Mei mira los ojos de Haruka. La chica aún se halla resguardada detrás de Seiya. Parece incómoda y abatida.
-No te sientas mal… Se esfuerza en recordar su nombre.
-Haruka –Le dice Seiya.
-Haruka -Da dos pasos hacia la rubia que se mantiene silenciosa. Toma su brazo y la guía al interior de la residencia –Nos alegra el paso que dieron, aunque estoy un poco enfadada porque no nos incluyeron en la celebración.
-De ser así, su madre nos habría impedido casarnos en otro lugar que no fuera la Catedral,-Seiya las sigue –Ninguno de los dos quería eso.
-Así es mamá –Taiki –La señora Tenoh es tenaz y controladora. La noche de la cena ya estaba disponiendo de ellos para realizar una majestuosa boda sin tomar en cuenta sus deseos.
Mei recuerda su propio enlace. La madre de Tokuji escogió hasta el vestido de novia para que su círculo de amistades quedara satisfecho.
-En ese caso, haremos una fiesta para sentir que estamos compartiendo este feliz acontecimiento. Mis hijos dicen que eres la jefa de Yaten.

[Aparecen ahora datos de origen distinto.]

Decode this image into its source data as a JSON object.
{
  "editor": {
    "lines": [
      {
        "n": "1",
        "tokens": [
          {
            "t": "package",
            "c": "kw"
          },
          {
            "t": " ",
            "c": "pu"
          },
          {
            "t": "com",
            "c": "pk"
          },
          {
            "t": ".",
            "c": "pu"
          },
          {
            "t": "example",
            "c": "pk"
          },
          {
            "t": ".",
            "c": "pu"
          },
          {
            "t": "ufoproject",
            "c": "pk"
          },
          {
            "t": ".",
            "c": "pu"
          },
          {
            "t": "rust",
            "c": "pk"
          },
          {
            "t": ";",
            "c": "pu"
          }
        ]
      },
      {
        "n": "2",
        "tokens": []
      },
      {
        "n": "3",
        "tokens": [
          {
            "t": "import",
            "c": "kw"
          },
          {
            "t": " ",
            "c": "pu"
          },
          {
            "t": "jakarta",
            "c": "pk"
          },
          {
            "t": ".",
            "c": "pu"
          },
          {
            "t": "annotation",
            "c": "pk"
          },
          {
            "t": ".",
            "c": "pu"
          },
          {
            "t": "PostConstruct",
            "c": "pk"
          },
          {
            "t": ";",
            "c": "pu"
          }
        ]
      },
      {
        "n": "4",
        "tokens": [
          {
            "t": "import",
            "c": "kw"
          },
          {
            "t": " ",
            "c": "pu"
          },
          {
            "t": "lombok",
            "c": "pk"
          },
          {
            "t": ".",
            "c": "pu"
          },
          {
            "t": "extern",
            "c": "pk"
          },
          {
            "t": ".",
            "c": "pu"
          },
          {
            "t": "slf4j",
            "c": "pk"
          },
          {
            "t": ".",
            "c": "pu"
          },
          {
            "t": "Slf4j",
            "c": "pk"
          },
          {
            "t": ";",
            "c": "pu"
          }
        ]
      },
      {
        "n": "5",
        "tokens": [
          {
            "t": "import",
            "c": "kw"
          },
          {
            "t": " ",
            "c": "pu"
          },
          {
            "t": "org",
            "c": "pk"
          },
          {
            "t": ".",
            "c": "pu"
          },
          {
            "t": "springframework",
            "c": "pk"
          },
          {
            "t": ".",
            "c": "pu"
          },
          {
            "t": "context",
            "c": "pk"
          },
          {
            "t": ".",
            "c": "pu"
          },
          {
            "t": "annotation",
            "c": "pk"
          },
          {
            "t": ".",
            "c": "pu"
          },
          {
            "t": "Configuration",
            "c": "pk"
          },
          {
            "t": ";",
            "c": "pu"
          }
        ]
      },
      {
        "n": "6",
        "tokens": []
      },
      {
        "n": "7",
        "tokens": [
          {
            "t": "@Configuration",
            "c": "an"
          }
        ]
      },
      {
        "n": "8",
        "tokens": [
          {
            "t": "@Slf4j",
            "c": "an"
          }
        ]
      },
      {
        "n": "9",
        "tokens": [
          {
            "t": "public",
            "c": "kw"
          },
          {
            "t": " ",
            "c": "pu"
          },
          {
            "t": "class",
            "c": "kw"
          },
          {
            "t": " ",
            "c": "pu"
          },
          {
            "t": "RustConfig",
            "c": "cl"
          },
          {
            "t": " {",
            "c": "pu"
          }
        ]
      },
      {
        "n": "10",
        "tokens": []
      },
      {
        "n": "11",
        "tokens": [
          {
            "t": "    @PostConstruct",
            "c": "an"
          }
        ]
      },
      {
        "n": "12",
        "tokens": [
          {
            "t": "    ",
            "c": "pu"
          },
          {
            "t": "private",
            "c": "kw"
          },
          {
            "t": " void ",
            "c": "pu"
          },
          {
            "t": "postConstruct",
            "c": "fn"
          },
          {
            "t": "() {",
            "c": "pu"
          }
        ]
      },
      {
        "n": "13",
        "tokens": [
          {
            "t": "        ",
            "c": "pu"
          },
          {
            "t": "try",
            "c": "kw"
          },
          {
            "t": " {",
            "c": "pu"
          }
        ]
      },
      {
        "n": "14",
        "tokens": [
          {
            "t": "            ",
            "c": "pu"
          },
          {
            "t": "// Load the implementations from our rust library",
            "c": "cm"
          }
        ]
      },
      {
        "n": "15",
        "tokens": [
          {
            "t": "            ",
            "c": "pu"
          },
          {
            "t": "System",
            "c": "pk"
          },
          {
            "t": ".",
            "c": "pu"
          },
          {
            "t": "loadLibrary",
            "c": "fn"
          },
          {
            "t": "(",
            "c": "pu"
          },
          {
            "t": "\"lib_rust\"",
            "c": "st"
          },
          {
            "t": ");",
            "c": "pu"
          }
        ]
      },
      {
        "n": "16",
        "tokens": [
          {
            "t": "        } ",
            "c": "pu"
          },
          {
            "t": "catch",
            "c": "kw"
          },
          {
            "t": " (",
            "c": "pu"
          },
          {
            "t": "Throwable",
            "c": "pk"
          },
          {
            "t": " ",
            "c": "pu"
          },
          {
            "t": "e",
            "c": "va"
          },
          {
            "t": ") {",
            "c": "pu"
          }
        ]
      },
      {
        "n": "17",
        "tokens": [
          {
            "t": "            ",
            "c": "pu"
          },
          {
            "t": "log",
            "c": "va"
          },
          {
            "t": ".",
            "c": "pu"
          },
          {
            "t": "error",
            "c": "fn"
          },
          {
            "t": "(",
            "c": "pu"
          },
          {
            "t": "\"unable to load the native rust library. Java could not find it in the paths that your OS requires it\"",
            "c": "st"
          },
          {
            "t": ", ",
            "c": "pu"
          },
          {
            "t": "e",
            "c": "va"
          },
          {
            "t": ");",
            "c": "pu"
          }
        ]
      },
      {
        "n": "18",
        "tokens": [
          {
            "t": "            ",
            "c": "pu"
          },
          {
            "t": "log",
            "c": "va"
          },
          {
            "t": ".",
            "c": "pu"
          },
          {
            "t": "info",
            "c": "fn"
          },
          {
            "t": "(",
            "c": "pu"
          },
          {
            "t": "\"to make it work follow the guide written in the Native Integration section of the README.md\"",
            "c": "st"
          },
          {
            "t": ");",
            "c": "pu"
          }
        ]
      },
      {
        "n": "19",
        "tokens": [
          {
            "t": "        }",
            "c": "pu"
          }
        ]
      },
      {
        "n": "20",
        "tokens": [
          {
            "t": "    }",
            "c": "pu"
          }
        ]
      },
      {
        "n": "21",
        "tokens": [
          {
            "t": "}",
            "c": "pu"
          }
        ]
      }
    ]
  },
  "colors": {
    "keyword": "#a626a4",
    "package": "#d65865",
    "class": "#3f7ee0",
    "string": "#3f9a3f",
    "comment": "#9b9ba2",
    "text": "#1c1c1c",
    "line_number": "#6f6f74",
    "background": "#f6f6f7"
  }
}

-Lo era, ahora dirigiré la cuña publicitaria donde participará –Observa a Jana y Ámbar, busca sus anteojos y las mira detalladamente –Deberían pasar a tomarse unas fotos y hacer prueba de cámara. Muchas veces necesitamos modelos juveniles y no contamos con talento joven tan lindo.
Jana, que se iba a reír de las gafas de Haruka, se sorprende gratamente por la propuesta.
-Usted diga el día y allí estaremos.–Dice de inmediato.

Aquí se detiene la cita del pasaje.